Arnold, W.; Gewirtzman, J.; Raymond, P. A.; Bradford, M.; Butler, C.; Peccia, J.

Abstract

Efforts to characterize microbial life across diverse environments have progressed tremendously, yet the microbiome of Earth\'s largest biomass reservoir--the wood of living trees--has been largely unexplored. Current understanding of the tree microbiome is largely confined to roots and leaves, with little attention given to the endophytic microbiome of wood, even though emergent studies have indicated this zone as a niche for unique taxa, of consequence for ecosystem health and global biogeochemical cycles.

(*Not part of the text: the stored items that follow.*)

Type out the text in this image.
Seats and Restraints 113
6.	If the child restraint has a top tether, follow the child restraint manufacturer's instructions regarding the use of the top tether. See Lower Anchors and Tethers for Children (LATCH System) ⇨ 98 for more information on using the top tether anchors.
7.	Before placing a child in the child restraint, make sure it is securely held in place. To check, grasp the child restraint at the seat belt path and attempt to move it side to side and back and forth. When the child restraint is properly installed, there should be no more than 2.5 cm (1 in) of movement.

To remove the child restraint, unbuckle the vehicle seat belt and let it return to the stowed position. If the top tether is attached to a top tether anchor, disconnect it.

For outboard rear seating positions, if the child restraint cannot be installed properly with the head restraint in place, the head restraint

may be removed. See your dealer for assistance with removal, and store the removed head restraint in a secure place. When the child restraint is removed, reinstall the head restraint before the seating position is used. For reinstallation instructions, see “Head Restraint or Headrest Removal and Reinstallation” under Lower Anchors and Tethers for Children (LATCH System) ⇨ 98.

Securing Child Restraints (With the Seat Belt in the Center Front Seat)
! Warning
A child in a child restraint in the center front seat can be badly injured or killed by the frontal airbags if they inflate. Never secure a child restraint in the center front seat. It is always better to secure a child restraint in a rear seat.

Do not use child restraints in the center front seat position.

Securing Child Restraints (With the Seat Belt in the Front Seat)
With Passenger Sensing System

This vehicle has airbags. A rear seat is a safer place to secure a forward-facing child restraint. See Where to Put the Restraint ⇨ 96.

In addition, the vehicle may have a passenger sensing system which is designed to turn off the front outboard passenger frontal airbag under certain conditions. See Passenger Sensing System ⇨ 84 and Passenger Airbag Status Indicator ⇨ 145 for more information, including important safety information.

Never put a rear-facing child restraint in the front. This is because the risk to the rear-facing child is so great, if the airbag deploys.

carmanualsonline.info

The lack of investigation derives partly from the physical recalcitrance of wood, which presents challenges during sampling, homogenization, and the extraction of nucleic acids. In response to these issues, we present an optimized method for processing wood for use in microbial analyses, from sampling through to downstream analyses. Using methane-cycling taxa as model endophytes, we assess losses in recovery during our method, and determine a limit-of-detection of approximately 500 cells per 100 mg of (dry) wood. For all six species evaluated--which represented several diverse taxa of hardwoods and softwoods--PCR inhibition proved minimal, and we expect this method to be applicable for a majority of tree species. The methods presented herein can facilitate future investigation into the wood microbiome and global microbial ecology of methane cycling.